EMR's vast canvas

I was intrigued to learn of the wider strategy envisaged to keep the newly established East Malling Research at the forefront of technical development, which was outlined at the berry-fruit conference last week.

No one would deny that in its 90-year history East Malling deserves the acclaim that has taken its scientific work on fruit culture to the top of the tree. But this it would seem is no longer enough - stepping outside its somewhat cosseted, leafy environment into the 21st century is a major change.

As I understand it, the aim is for the centre to become a “total fruit service” that will embrace everything from packaging and logistics to watching consumer demands in terms of health and nutrition.

By any standards this is a vast canvas, on which trade organisations and government bodies have already begun to paint. Gathering meaningful information and experience in a new quadrant can take years, and such is the rate of development, that it can quickly become obsolete. This must be particularly so for EMR if it chooses to become involved in tropical fruit and flowers where so far it has had little remit.

And the fresh produce industry is not quite the open book that it was 20 years ago.

Information on trials, new products and much more are now often closely guarded commercial secrets, simply because the retail trade is in the hands of very few, large, customers.
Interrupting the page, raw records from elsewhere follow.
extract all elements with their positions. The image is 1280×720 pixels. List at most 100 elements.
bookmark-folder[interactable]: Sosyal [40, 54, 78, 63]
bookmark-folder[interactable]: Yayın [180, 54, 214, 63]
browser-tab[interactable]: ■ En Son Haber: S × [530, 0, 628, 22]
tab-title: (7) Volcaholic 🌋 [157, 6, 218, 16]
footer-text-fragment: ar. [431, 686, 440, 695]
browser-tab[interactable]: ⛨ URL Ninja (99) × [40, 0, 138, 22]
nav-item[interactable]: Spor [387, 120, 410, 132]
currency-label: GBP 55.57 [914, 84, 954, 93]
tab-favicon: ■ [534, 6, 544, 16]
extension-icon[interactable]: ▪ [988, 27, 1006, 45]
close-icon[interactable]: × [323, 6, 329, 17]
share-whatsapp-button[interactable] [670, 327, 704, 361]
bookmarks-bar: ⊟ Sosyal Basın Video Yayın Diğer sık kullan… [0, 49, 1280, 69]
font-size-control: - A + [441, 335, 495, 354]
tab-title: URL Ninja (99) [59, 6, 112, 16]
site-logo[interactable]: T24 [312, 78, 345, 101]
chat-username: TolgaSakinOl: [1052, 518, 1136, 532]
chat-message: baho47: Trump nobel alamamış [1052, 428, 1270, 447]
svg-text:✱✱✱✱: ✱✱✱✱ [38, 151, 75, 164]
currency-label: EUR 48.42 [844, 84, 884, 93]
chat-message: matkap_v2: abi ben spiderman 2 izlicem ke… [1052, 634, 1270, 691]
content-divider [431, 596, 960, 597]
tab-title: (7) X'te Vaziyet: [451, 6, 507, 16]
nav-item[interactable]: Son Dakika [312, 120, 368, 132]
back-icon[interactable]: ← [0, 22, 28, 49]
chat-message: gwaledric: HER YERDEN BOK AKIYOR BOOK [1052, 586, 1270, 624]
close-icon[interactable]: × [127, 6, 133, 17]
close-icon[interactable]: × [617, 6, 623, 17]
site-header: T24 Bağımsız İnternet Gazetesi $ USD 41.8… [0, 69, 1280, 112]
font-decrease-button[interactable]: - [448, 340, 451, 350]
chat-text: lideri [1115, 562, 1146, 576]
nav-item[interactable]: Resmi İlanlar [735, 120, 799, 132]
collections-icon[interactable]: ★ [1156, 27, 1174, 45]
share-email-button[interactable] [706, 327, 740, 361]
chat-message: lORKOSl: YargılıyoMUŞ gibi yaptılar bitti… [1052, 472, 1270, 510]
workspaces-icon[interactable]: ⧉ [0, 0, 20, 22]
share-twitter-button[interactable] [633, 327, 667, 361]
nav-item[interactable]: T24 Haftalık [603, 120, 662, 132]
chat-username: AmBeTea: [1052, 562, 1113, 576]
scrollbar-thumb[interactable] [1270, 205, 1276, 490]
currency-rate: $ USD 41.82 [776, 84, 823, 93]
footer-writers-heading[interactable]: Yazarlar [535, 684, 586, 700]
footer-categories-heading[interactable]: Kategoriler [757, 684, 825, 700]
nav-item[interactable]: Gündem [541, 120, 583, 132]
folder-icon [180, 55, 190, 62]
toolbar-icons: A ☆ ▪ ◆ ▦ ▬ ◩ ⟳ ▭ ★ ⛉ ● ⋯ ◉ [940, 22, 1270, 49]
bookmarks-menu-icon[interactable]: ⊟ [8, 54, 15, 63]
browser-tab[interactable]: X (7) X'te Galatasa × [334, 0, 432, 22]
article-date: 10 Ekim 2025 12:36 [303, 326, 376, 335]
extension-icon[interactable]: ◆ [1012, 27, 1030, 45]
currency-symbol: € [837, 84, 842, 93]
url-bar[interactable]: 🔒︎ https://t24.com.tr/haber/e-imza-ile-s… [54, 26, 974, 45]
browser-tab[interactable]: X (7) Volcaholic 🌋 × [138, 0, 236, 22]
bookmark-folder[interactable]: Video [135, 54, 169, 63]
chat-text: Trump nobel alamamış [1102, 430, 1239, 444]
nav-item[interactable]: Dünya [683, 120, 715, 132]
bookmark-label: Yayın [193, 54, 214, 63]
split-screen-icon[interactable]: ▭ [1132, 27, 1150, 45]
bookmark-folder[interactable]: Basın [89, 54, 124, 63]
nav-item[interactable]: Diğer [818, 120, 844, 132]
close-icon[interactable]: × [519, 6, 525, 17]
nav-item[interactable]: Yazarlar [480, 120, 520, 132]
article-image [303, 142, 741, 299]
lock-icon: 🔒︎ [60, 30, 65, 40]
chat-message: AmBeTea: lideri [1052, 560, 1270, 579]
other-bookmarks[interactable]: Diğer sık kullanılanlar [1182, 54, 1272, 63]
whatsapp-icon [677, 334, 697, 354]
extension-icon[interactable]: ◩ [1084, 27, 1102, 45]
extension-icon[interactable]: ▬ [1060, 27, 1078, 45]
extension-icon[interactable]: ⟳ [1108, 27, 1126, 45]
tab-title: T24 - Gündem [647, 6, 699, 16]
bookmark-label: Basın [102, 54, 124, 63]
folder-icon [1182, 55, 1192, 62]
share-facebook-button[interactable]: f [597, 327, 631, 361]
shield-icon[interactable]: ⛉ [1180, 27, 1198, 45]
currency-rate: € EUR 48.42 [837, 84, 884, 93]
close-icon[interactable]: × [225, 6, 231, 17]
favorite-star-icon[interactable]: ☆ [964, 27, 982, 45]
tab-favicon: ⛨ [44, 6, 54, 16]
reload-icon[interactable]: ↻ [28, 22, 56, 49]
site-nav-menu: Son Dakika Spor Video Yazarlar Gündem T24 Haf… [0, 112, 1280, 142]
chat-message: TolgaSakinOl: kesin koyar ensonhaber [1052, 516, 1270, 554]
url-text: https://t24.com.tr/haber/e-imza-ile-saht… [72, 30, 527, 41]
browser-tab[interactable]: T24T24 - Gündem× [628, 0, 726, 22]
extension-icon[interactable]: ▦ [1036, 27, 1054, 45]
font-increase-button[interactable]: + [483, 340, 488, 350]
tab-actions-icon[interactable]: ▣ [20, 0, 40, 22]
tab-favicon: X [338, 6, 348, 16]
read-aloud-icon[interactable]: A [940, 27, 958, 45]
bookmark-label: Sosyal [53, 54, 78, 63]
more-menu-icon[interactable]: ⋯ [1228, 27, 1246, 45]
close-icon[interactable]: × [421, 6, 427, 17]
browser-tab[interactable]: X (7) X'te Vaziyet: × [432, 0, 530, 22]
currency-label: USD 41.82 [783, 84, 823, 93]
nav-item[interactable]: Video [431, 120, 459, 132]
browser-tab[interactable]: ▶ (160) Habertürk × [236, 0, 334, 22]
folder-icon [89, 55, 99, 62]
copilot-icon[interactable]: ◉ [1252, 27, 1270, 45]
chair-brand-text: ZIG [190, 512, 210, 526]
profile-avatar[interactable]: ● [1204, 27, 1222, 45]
The last thing they have in mind is to share a perceived advantage that one day may make their tills ring.

Category management reinforces this as it is designed to bind in both distributors and growers as tightly and confidentially as possible. Even if growers and packers, initially encouraged to undertake new projects, labour hard and long they are then told there is no longer any interest because the situation has changed.

No-one can deny that linking to public needs is highly desirable. But in trading terms this always throws up the same question: do customers really get what they want? Or is choice actually in the hands of the retailers?

One area shared by all, in my opinion, is interest in flavour, where definitions remain either antiquated or at best blurred. Descriptive words such as crunchy, sweet, sour, and juicy are plentiful, but do they really do justice? Perhaps there is a new type of classification to define more accurately what we really like. After all, the wine industry has all but developed its own language.

It will not be an easy path. For example, US breeder Kirk Larson at the same event admitted freely that one strawberry variety might differ so widely over California’s season because of weather and climate that it could be mistaken for a different product.

So if anyone can come up with a solution to find out what makes fruit in particular really taste the way it does - beyond sugar/starch/acid ratios - they have my vote.